Es algo que no nos molesta en la Tierra, donde hemos podido arrojar el problema al Océano Pacífico. Pero en Marte, por supuesto, todo es tierra firme; y eso significa que alguien tiene que vivir con la Línea Internacional de Cambio de Fecha...
»Danny había salido de Meridiano Occidental. Allí era domingo..., y todavía era domingo cuando lo recogimos en el hotel. Pero allá en Meridiano Oriental, a un kilómetro de distancia, recién era sábado. La culpa la tuvo ese corto paseo a través del parque; ya les dije que tuvo muy mala suerte.
Hubo una larga pausa de silenciosa compasión; luego pregunté:
—¿Cuánto le dieron?
—Tres años —dijo el Inspector Rawlings.
—No parece mucho.
—Años marcianos; son casi seis de los nuestros. Y una multa enorme que, por extraña coincidencia, ascendió justo al valor de reembolso de su pasaje de regreso a la Tierra. No está en la cárcel, naturalmente; Marte no puede permitirse ese tipo de lujos improductivos. Danny debe trabajar para vivir, bajo discreta vigilancia. Ya les dije que el Museo Meridiano no podía pagarle a un sereno Bueno, ahora tiene uno. Adivinen quién.
—¡Todos los pasajeros deben prepararse para subir en diez minutos! ¡Por favor recojan su equipaje de mano! —ordenaron los altavoces.
Mientras íbamos hacia las compuertas, no pude evitar hacer otra pregunta.
—¿Y la gente que encargó ese trabajo a Danny? Seguramente había mucho dinero detrás suyo. ¿Los atraparon?

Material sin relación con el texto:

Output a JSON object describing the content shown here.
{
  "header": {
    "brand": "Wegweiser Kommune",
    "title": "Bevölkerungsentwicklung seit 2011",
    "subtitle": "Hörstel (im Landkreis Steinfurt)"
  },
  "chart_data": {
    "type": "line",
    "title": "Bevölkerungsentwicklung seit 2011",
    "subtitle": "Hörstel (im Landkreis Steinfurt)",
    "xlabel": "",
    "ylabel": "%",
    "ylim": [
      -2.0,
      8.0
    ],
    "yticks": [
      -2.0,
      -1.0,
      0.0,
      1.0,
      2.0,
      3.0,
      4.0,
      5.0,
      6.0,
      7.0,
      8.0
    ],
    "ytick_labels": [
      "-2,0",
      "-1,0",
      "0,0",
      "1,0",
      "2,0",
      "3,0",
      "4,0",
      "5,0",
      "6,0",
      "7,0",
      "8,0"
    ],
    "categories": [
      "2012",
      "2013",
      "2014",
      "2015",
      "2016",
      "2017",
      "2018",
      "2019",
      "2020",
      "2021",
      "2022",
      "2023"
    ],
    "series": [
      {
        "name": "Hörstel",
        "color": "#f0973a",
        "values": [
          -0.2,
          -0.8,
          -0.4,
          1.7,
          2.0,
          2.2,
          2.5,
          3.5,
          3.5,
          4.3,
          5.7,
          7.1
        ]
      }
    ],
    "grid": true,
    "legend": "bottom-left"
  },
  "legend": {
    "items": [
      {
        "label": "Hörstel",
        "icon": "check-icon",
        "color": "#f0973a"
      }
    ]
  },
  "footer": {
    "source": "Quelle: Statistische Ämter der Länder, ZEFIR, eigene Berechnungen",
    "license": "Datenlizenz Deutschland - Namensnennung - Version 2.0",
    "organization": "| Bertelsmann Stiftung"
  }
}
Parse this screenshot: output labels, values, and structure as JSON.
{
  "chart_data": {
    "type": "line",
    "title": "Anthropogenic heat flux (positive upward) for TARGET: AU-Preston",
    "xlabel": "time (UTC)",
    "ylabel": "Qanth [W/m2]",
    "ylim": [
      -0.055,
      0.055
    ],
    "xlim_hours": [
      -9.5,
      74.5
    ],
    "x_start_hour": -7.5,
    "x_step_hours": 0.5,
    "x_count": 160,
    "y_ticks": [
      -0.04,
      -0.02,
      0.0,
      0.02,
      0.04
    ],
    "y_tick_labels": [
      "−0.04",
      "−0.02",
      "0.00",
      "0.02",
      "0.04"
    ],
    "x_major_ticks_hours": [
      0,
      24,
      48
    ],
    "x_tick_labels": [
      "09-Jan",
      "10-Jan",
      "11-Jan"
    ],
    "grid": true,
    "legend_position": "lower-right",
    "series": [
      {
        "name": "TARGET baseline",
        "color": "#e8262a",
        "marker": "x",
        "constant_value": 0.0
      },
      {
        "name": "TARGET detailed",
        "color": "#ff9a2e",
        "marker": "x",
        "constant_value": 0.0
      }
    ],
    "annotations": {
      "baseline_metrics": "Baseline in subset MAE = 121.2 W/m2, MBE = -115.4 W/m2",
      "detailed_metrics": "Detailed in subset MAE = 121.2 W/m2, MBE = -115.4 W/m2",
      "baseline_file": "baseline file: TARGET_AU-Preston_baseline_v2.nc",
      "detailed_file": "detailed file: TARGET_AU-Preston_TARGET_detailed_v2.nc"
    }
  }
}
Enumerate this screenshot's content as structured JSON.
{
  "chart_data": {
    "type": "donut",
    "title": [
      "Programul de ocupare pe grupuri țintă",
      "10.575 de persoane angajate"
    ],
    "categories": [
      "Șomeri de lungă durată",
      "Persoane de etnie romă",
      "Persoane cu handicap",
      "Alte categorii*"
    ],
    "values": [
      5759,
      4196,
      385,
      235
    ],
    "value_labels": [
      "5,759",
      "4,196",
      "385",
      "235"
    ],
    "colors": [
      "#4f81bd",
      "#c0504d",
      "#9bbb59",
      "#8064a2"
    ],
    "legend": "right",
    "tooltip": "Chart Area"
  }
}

—Todavía no; taparon muy bien las huellas y creo que Danny dijo la verdad cuando afirmó que no podía darnos ninguna pista. De todas formas no es mi caso; como les dije, vuelvo a mi viejo trabajo en Scotland Yard. Pero un policía siempre tiene los ojos abiertos; igual que un comerciante en objetos de arte. ¿No es así, señor Maccar? ¿Se siente bien? Tome una de mis pastillas contra mareos espaciales.
—No, gracias —contestó el señor Maccar—. Estoy muy bien.
El tono de su voz era claramente hostil; la temperatura social parecía haber caído bajo cero en los últimos minutos. Miré al señor Maccar, y miré al Inspector. Y di repente comprendí que íbamos a tener un viaje muy interesante.